The weather monitoring system uses Raspberry Pi hardware, camera and some assorted analogue and digital sensors to make measurements.
A feature of the design is that the anemometers or rain gauges are made from scratch.
The Raspberry Pi B+ in-built camera takes a picture once a minute which can then be used to make time-lapse images.
Data is displayed on webpages to show current conditions and some historical (last hour, day, 7 days, month, year).
Data is recorded in RRD and CSV formats and can be manipulated or exported/imported to other formats.
The design also uses a Weather Underground API to get historic data of highs and lows, moon phases, and sunrise/sunset.

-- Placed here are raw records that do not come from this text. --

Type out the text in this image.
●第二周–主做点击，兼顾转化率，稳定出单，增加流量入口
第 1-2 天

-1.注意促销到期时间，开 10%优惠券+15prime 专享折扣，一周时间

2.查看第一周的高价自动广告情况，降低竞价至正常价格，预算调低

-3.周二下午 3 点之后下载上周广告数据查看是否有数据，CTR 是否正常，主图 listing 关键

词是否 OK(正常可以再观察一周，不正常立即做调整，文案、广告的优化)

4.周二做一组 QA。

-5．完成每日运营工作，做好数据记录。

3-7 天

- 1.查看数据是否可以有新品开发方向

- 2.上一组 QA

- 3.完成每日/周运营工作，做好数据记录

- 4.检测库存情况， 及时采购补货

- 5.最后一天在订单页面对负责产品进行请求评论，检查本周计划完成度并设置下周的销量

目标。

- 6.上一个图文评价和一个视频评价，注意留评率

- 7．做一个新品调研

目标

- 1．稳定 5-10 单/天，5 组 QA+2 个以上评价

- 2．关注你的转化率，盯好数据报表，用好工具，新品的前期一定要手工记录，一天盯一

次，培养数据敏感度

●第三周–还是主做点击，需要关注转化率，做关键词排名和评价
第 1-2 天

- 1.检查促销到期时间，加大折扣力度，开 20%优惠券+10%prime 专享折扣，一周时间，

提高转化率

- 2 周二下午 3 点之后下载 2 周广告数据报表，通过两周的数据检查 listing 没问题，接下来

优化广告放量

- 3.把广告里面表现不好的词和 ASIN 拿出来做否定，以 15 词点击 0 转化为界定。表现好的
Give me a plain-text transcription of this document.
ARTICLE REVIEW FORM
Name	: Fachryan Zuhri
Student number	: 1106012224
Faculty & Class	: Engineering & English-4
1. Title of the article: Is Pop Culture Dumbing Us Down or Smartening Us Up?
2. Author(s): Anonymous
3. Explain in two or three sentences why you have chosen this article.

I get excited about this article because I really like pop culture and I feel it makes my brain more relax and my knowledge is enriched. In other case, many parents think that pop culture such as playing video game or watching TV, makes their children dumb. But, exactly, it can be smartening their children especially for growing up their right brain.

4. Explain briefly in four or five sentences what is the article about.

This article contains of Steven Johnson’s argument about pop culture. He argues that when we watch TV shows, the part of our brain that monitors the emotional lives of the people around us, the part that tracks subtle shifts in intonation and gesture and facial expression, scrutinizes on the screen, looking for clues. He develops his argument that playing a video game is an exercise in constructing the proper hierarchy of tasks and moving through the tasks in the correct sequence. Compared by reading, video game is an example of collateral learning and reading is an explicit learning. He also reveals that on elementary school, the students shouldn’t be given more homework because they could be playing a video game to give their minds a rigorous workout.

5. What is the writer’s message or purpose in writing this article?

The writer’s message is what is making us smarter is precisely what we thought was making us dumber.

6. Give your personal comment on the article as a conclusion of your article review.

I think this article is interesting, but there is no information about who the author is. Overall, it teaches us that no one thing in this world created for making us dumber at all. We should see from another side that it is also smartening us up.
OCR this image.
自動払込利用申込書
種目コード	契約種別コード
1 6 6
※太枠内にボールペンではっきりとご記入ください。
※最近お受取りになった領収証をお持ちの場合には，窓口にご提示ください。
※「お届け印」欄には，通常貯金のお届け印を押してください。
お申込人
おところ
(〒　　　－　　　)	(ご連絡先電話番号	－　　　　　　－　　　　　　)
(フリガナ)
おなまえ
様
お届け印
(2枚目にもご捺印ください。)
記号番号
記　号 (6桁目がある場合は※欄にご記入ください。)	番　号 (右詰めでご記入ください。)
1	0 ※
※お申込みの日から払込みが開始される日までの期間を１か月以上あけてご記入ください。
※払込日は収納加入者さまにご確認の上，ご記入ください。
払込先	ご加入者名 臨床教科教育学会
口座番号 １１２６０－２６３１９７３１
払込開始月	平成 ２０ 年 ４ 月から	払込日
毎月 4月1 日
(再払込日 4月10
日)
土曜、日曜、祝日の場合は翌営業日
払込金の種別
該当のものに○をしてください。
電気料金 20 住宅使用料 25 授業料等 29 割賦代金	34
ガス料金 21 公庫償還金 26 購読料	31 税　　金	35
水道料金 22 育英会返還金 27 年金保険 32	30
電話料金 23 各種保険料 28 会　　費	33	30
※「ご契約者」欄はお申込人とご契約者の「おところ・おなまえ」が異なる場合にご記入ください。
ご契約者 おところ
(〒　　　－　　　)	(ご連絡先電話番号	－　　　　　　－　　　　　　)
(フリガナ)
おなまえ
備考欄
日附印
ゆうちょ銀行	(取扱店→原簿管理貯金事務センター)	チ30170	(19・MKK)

All of the software for record and displaying the information is in a Github,
The design incorporates nine reed switches (eight for the wind direction, one for the rain gauge). There is also a Hall sensor to measure the wind speed, a home-made anemometer.
There are humidity and pressure sensors and four magnets make up the anemometer, direction and rain gauges.
The analogue-to-digital converter is a MCP3008. A GPS circuit can be designed in or added as a USB dongle. The GPS provides latitude and longitude and accurate time.
Other materials include thrust bearings, waterproof enclosures and a plastic Christmas Tree ornament used for the anemometer.
Ethernet/cat 5 jacks are used to connect the base board to the other sensor modules.
Kevin Kingsbury writes:
You can use the hall sensor or switch to a reed sensor as well. The hall sensor is more of an analog sensor so if you are using it in a digital way, like a button press, you need to make sure the reading/voltage is high enough that it acts like a true button press, rather than not enough.
Size of the cup is crucial, so is the length of the stick! Originally I used ping pong balls and they were way too small. I also put them on long sticks which didn’t work either. I got very frustrated and then came across that instructable, Ptorelli did a great job explaining and it helped me out when my original design didn’t work as well.
Software is written in Python to record the data from the sensors. The design uses 3rd party Git libraries from Adafruit and others to get the information from the sensors and GPS.
The web software is in PHP to display it on the webpage while also utilizing YAML for the config files and of course the RRD tool to store and graph the data.
It makes use of the Weather Underground API to get some of the interesting data that sensors can’t pull, such as record highs and lows, phase of the moon, sunset and sunrise times, there’s also tides available on their API.